“Did you just call yourself my boyfriend?” she asked.
The corners of her lips tilted up as she said the word aloud. She liked the way it sounded, what it meant, and for the first time since she got back to Banberry, she didn’t think the words “for now” as she said it. It scared her how comfortable she was with him, with how comfortable she was with the idea of doing more than just sleeping with her hot neighbor. But it wasn’t a fear she could run from.
That surprised her more than anything else.
“I did. How’s that sound to you?” he asked. His voice was husky, his breath hot on her cheek as he slid his mouth to her neck, nibbling at her skin with his lips, gently using his teeth to make her crazy.
God, she wanted him.
“I like it. More than I thought I would.”
She meant that.
He moved his mouth to hers again, plying her lips open with his tongue. She marveled that he tasted the same as he smelled.
She was about to ask him back up to her apartment—her surgery release be damned—when her phone buzzed in her back pocket. She ignored it, kissing Owen back with all the passion she could muster.
The phone buzzed twice more. Twice more she ignored it, making a silent vow to verbally destroy whoever wouldn’t leave a simple voicemail message for her to tend to when she wasn’t wrapped up in the arms of her gorgeous neighbor.
When the phone rang a fourth time, Owen laughed, pulling back from her.
“I think you’d better answer that before whoever it is sends out a search party for you. I don’t think you want them to see what I have in store for you next, Connors.” He growled against her neck again, and she cursed the phone with its tether to the outside world in that particular moment.
She took a step back, knowing the only way she was going to do anything other than Owen was to create a little distance between her and her desire.
She sighed as the phone went off again, and without looking at it, answered a brusque “What?” Her hands sat perched on her hips, her lips pursed.
“Don’t you ‘what’ me, Paige. If anyone is going to start the conversation pissed off, it will be me.”
Shit.Aurelie.
“Hey, honey. How are you? I’m so sorry I haven’t been in touch. How was your mom’s service?” She’d sent flowers, but Paige felt like a genuine ass for not checking in on her friend afterwards. Not that she didn’t have an excuse, but still…
“It was fine. Expected. Not like finding out your best friend had surgery on acancerous tumor, and didn’t think to call me.”
Shit, shit, shit.
“Aurelie—” Paige began, but Aurelie cut her off at the pass.

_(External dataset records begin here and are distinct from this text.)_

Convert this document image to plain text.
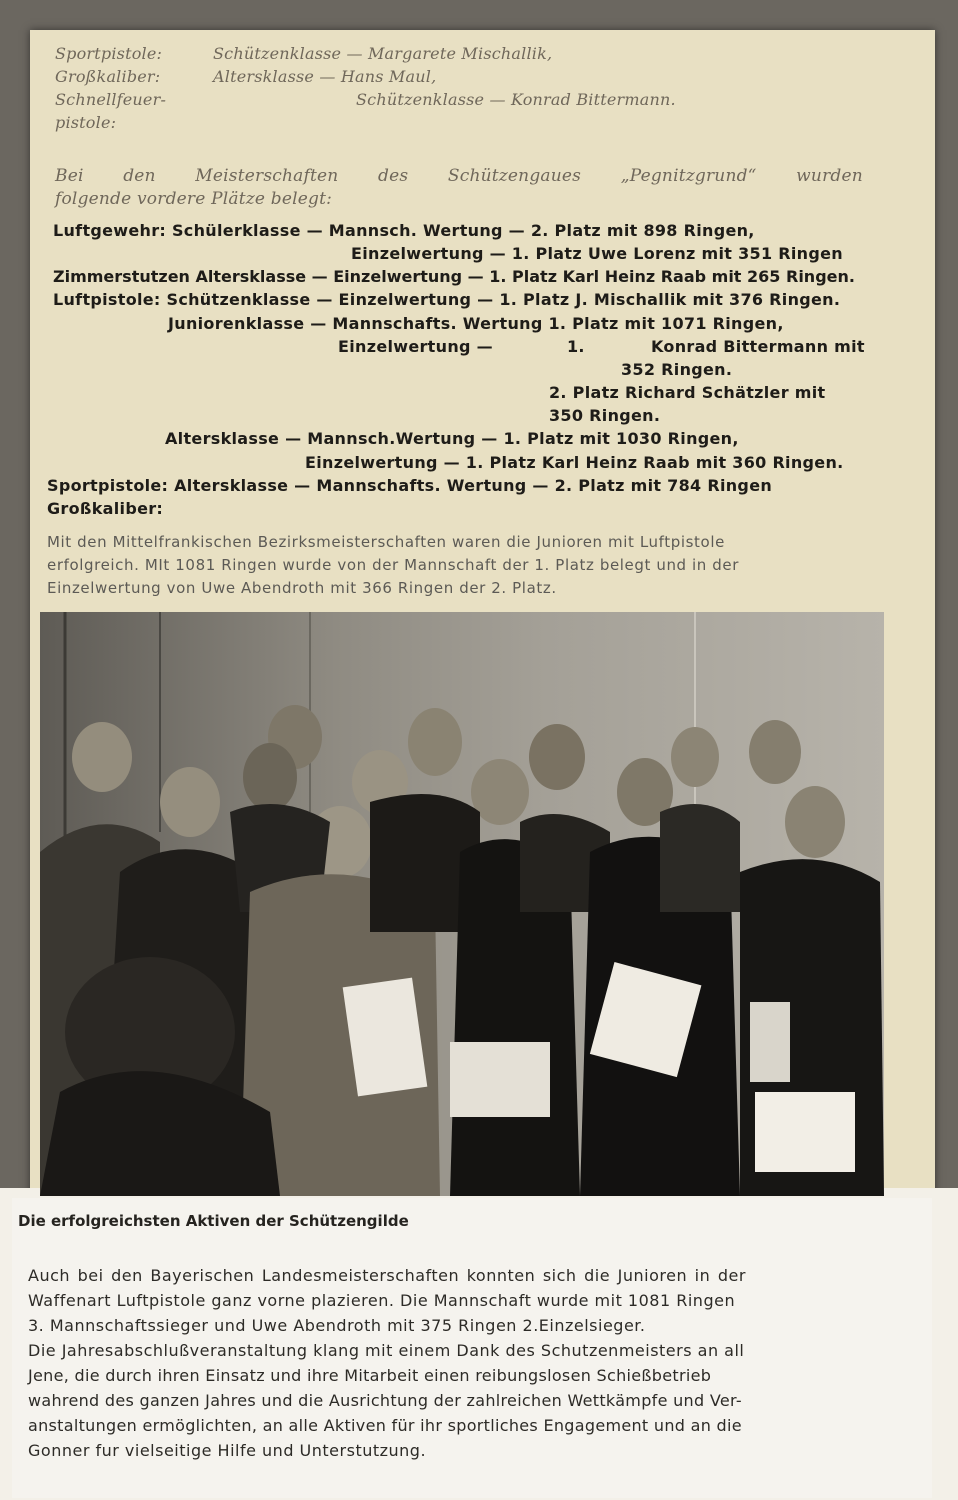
Sportpistole:	Schützenklasse — Margarete Mischallik,
Großkaliber:	Altersklasse — Hans Maul,
Schnellfeuer-	Schützenklasse — Konrad Bittermann.
pistole:
Bei den Meisterschaften des Schützengaues „Pegnitzgrund“ wurden
folgende vordere Plätze belegt:
Luftgewehr: Schülerklasse — Mannsch. Wertung — 2. Platz mit 898 Ringen,
Einzelwertung — 1. Platz Uwe Lorenz mit 351 Ringen
Zimmerstutzen Altersklasse — Einzelwertung — 1. Platz Karl Heinz Raab mit 265 Ringen.
Luftpistole: Schützenklasse — Einzelwertung — 1. Platz J. Mischallik mit 376 Ringen.
Juniorenklasse — Mannschafts. Wertung 1. Platz mit 1071 Ringen,
Einzelwertung —	1.	Konrad Bittermann mit
352 Ringen.
2. Platz Richard Schätzler mit
350 Ringen.
Altersklasse — Mannsch.Wertung — 1. Platz mit 1030 Ringen,
Einzelwertung — 1. Platz Karl Heinz Raab mit 360 Ringen.
Sportpistole: Altersklasse — Mannschafts. Wertung — 2. Platz mit 784 Ringen
Großkaliber:
Mit den Mittelfrankischen Bezirksmeisterschaften waren die Junioren mit Luftpistole
erfolgreich. MIt 1081 Ringen wurde von der Mannschaft der 1. Platz belegt und in der
Einzelwertung von Uwe Abendroth mit 366 Ringen der 2. Platz.
Die erfolgreichsten Aktiven der Schützengilde
Auch bei den Bayerischen Landesmeisterschaften konnten sich die Junioren in der
Waffenart Luftpistole ganz vorne plazieren. Die Mannschaft wurde mit 1081 Ringen
3. Mannschaftssieger und Uwe Abendroth mit 375 Ringen 2.Einzelsieger.
Die Jahresabschlußveranstaltung klang mit einem Dank des Schutzenmeisters an all
Jene, die durch ihren Einsatz und ihre Mitarbeit einen reibungslosen Schießbetrieb
wahrend des ganzen Jahres und die Ausrichtung der zahlreichen Wettkämpfe und Ver-
anstaltungen ermöglichten, an alle Aktiven für ihr sportliches Engagement und an die
Gonner fur vielseitige Hilfe und Unterstutzung.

“No, you don’t get to ply me with excuses and make me pity you so you can get out of feeling horribly guilty for what you’ve put me through. And then you don’t answer the phone? No. Not okay, Paige. I thought I’d get your family telling me you were dead.”
Owen gave Paige a quizzical look, one eyebrow up and a smirk playing on the corner of his lips. He raised his arms as if to ask, “What’s going on?”
She shook her head.
Not now, she mouthed.
He nodded and backed up a step, pretended to work on his fence, but she could see the concern etched in the hard lines on his face.
Page bit her lip and pinched her nose, feeling like a chastised child and her mother at the same time.
She let Aurelie finish her tirade, waited to see if she would be ambushed again.
“Well are you there, or did you actually die on me?”
“Aury, I’m here. Okay? I’m here, and I’m okay.”
The voice on the other end erupted into sobs, long and breathless cries that shook Paige to her core.